La devozione all’Eucaristia ha svolto un ruolo fondamentale nella vita di
santa Clelia Barbieri. Ella sentì profondamente l’invito di Gesù, echeggiato
anche dalla pagina evangelica di oggi: “Gesù disse loro “Venite a mangiare”. E
nessuno dei discepoli osava domandargli: “Chi sei?”, poiché sapevano bene che
era il Signore” (Gv 21, 12).
Nella comunione eucaristica Clelia andò ogni giorno scoprendo con rinnovato
trasporto la presenza amorosa del suo Signore. È precisamente dopo aver
partecipato alla celebrazione eucaristica che Clelia vergò l’unica
testimonianza scritta delle meraviglie di grazia che il Signore operava in
lei: “Signore, in essa scrive, aprite il vostro cuore e buttate fuori una
quantità di fiamme d’amore e con queste fiamme accendete il mio. Fate che io
bruci d’amore”.
No, Clelia non aveva bisogno, dopo simili esperienze, di domandare a Gesù:
“Chi sei?”. Come gli apostoli sulla riva del mare di Tiberiade, anch’essa
“sapeva bene che era il Signore”.
6. Ecco, santa Clelia Barbieri sta davanti a noi per ripetere alla Chiesa
di oggi quello che è stato il messaggio di tutta la sua vita.

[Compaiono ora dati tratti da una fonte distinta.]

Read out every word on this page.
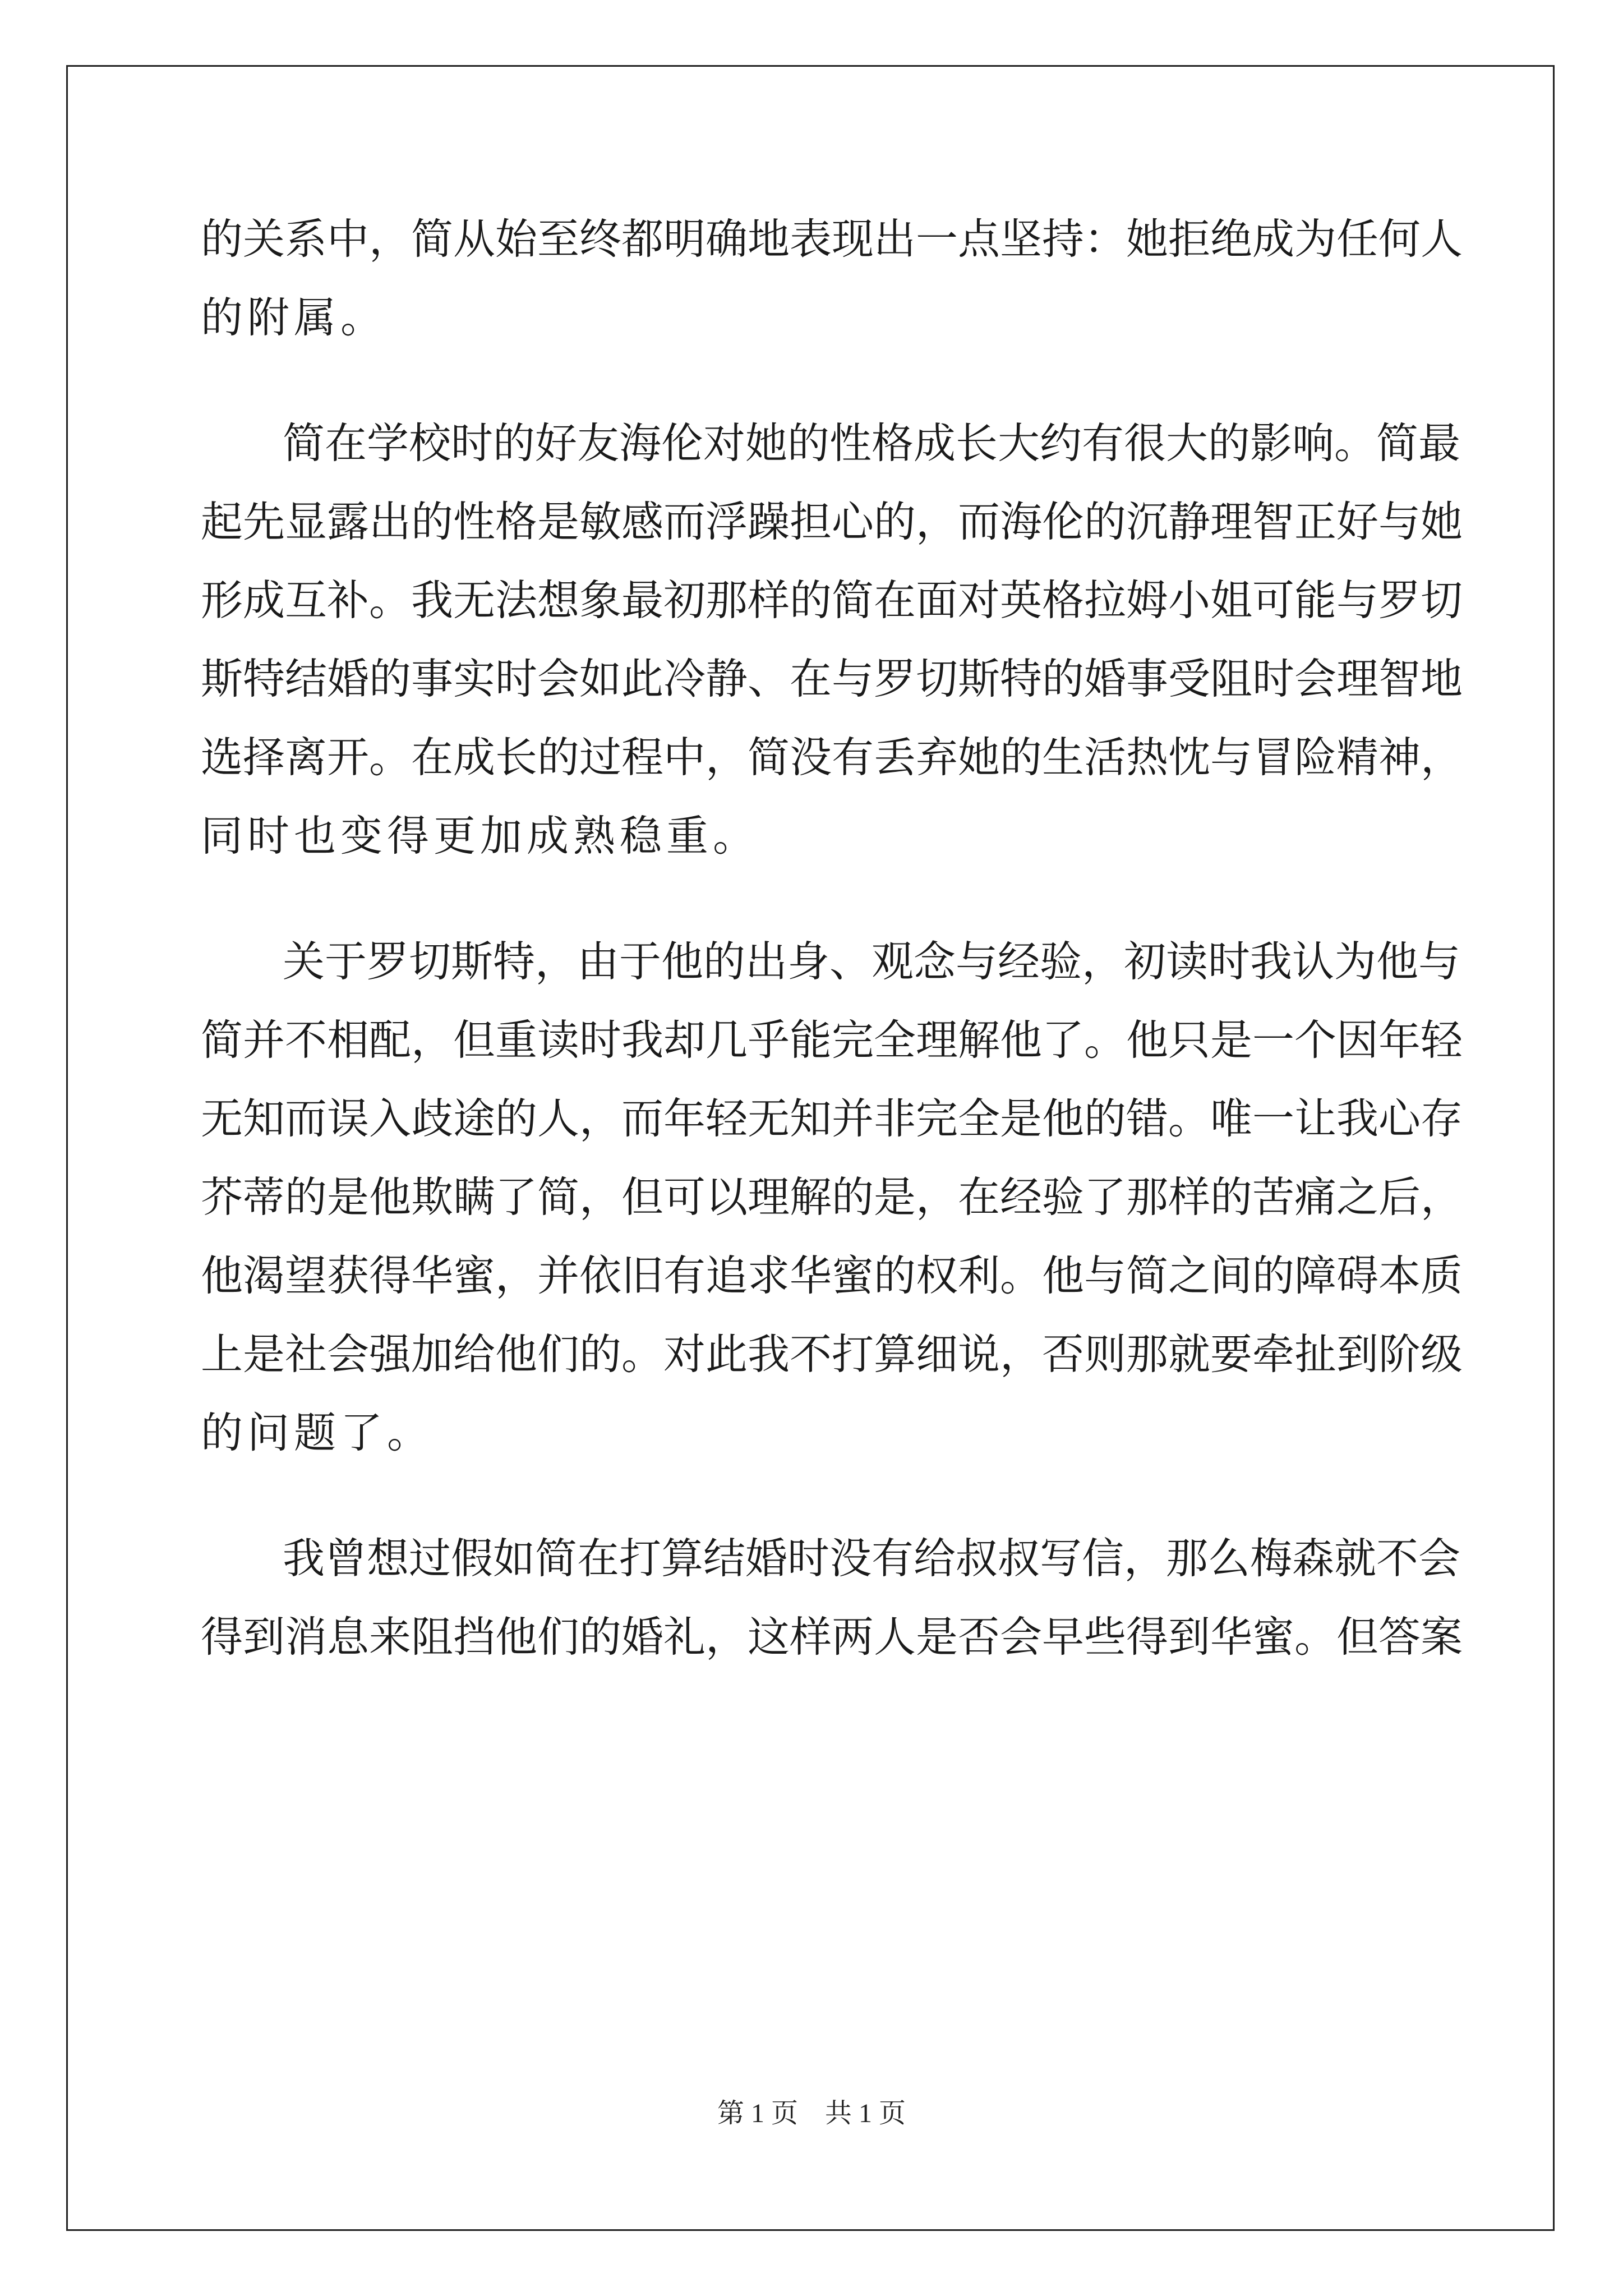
的关系中，简从始至终都明确地表现出一点坚持：她拒绝成为任何人
的附属。
简在学校时的好友海伦对她的性格成长大约有很大的影响。简最
起先显露出的性格是敏感而浮躁担心的，而海伦的沉静理智正好与她
形成互补。我无法想象最初那样的简在面对英格拉姆小姐可能与罗切
斯特结婚的事实时会如此冷静、在与罗切斯特的婚事受阻时会理智地
选择离开。在成长的过程中，简没有丢弃她的生活热忱与冒险精神，
同时也变得更加成熟稳重。
关于罗切斯特，由于他的出身、观念与经验，初读时我认为他与
简并不相配，但重读时我却几乎能完全理解他了。他只是一个因年轻
无知而误入歧途的人，而年轻无知并非完全是他的错。唯一让我心存
芥蒂的是他欺瞒了简，但可以理解的是，在经验了那样的苦痛之后，
他渴望获得华蜜，并依旧有追求华蜜的权利。他与简之间的障碍本质
上是社会强加给他们的。对此我不打算细说，否则那就要牵扯到阶级
的问题了。
我曾想过假如简在打算结婚时没有给叔叔写信，那么梅森就不会
得到消息来阻挡他们的婚礼，这样两人是否会早些得到华蜜。但答案
第 1 页    共 1 页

Essa parla ai giovani, per dir loro che si può essere santi nonostante
l’età nella quale le passioni sono più vivaci. Basta volerlo tenacemente e
pregare senza stancarsi.
Santa Clelia, esemplare figura di donna consacrata, parla alle religiose
per invitarle ad essere coscienti delle ricchezze spirituali della loro
femminilità, mediante le quali esse possono e devono dare un contributo
insostituibile all’edificazione della Chiesa e della società.

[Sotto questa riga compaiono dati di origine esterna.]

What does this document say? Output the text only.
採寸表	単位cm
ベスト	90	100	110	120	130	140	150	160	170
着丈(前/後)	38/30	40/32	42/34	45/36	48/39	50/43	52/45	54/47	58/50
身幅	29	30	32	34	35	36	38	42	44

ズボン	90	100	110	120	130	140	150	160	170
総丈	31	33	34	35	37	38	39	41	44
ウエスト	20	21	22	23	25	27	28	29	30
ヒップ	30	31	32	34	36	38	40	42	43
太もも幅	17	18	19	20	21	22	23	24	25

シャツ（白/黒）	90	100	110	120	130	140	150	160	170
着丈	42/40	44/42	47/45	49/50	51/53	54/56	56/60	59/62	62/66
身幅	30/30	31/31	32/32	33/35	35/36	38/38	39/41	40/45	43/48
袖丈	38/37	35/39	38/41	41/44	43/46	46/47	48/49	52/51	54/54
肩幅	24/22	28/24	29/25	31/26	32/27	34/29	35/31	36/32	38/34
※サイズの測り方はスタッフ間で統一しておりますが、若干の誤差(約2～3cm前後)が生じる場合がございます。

La nuova santa parla a tutti i cristiani, per richiamarli alla stima della
famiglia e della parrocchia, le due istituzioni sulle quali si regge -
nell’ambito naturale e in quello soprannaturale - la vita del Popolo di Dio.
7. Il Cardinale Giorgio Gusmini, primo biografo della santa, ha scritto di
lei: “Chi l’ha veduta, ammirata in quegli anni, dice che se Iddio avesse
mandato sulla terra uno degli Angeli della sua corte, quell’Angelo non avrebbe
potuto vivere vita più bella, più santa, più feconda di bene per sé e per gli
altri, di quella vissuta da Clelia Barbieri”.

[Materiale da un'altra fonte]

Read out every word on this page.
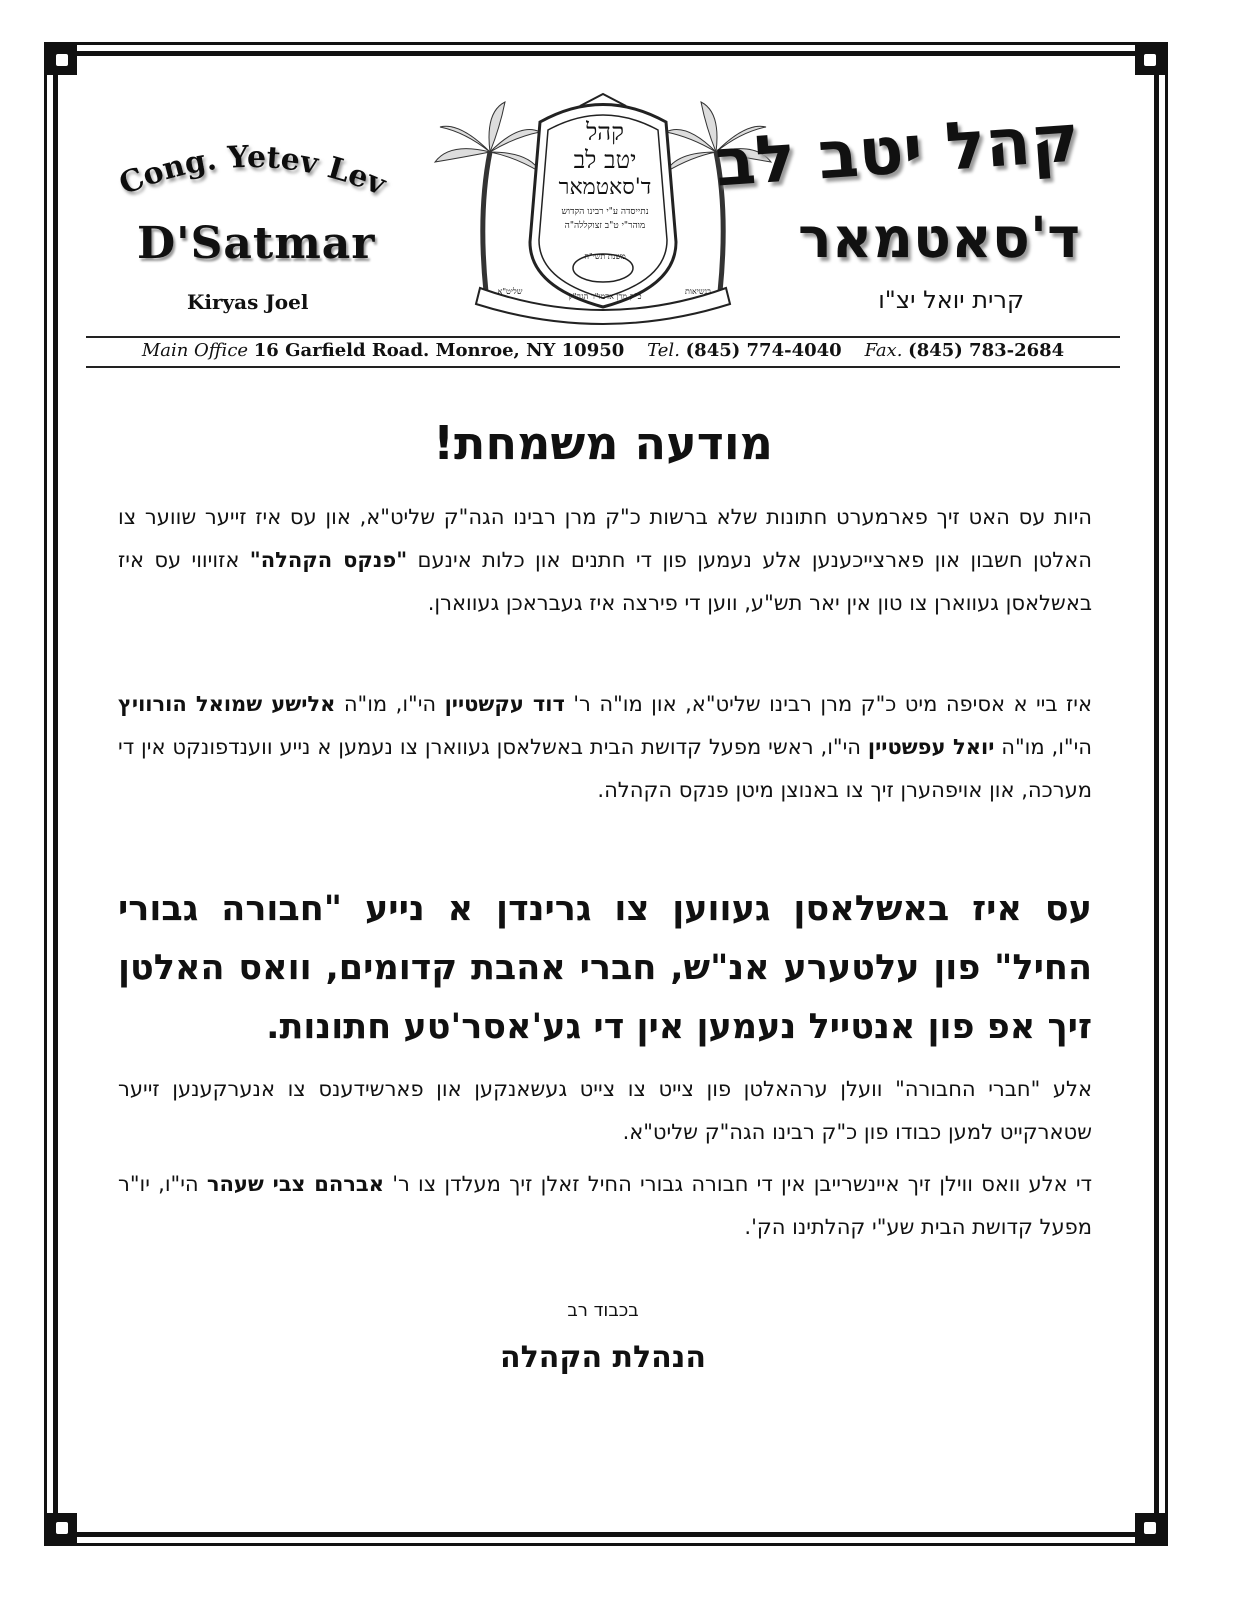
Cong. Yetev Lev
D'Satmar
Kiryas Joel
קהל
יטב לב
ד'סאטמאר
נתייסדה ע"י רבינו הקדוש
מוהר"י ט"ב זצוקללה"ה
משנת תשי"ח
כ"ק מרן אדמו"ר הגה"ק
שליט"א	בנשיאות
קהל יטב לב
ד'סאטמאר
קרית יואל יצ"ו
Main Office 16 Garfield Road. Monroe, NY 10950 Tel. (845) 774-4040 Fax. (845) 783-2684
מודעה משמחת!
היות עס האט זיך פארמערט חתונות שלא ברשות כ"ק מרן רבינו הגה"ק שליט"א, און עס איז זייער שווער צו האלטן חשבון און פארצייכענען אלע נעמען פון די חתנים און כלות אינעם "פנקס הקהלה" אזויווי עס איז באשלאסן געווארן צו טון אין יאר תש"ע, ווען די פירצה איז געבראכן געווארן.
איז ביי א אסיפה מיט כ"ק מרן רבינו שליט"א, און מו"ה ר' דוד עקשטיין הי"ו, מו"ה אלישע שמואל הורוויץ הי"ו, מו"ה יואל עפשטיין הי"ו, ראשי מפעל קדושת הבית באשלאסן געווארן צו נעמען א נייע ווענדפונקט אין די מערכה, און אויפהערן זיך צו באנוצן מיטן פנקס הקהלה.
עס איז באשלאסן געווען צו גרינדן א נייע "חבורה גבורי החיל" פון עלטערע אנ"ש, חברי אהבת קדומים, וואס האלטן זיך אפ פון אנטייל נעמען אין די גע'אסר'טע חתונות.
אלע "חברי החבורה" וועלן ערהאלטן פון צייט צו צייט געשאנקען און פארשידענס צו אנערקענען זייער שטארקייט למען כבודו פון כ"ק רבינו הגה"ק שליט"א.
די אלע וואס ווילן זיך איינשרייבן אין די חבורה גבורי החיל זאלן זיך מעלדן צו ר' אברהם צבי שעהר הי"ו, יו"ר מפעל קדושת הבית שע"י קהלתינו הק'.
בכבוד רב
הנהלת הקהלה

“Io, Giovanni, vidi e intesi voci di molti angeli intorno al trono . . .” (Ap
5, 11). Fra quegli angeli è certamente anche santa Clelia. Alla sua
intercessione affidiamo i problemi della Chiesa di oggi, i problemi delle
nostre parrocchie e quelli delle vocazioni alla vita consacrata.
Valga la sua preghiera ad ottenere che i fedeli, uomini e donne, inseriti
più attivamente nelle strutture delle proprie parrocchie, sappiano trovare in
esse gli incentivi ed i mezzi per la loro formazione dottrinale e spirituale e
per un serio impegno apostolico.
Santa Clelia illumini ed accompagni le sue figlie spirituali, rendendole
sempre più generose e intraprendenti nel servizio della Chiesa e della
società. Ottenga, al tempo stesso, da Dio che tanti cuori giovanili accolgano
l’invito a donarsi senza riserve alla causa del Vangelo, perché all’umanità
contemporanea non manchi la possibilità di incontrare in Cristo colui nel
quale soltanto è possibile trovare salvezza (cf. At 4, 12).
8. “Signore Dio mio, / a te ho gridato e mi hai guarito. / Signore, mi hai
fatto risalire dagli inferi, / mi hai dato la vita / perché non scendessi
nella tomba . . .” (Sal 30, 3-4).
Sì, santa Clelia vive in Dio nella luce del Cristo risorto e dal cielo ci
incoraggia a perseverare nel cammino del nostro impegno quotidiano, sempre
fidando in colui che “ha creato il mondo e ha salvato gli uomini nella sua
misericordia” (Canticum ad Evangelium).
“Signore Dio mio . . . / Hai mutato il mio lamento in danza, / Signore, mio
Dio, ti loderò per sempre” (Sal 30, 3. 12-13). Amen!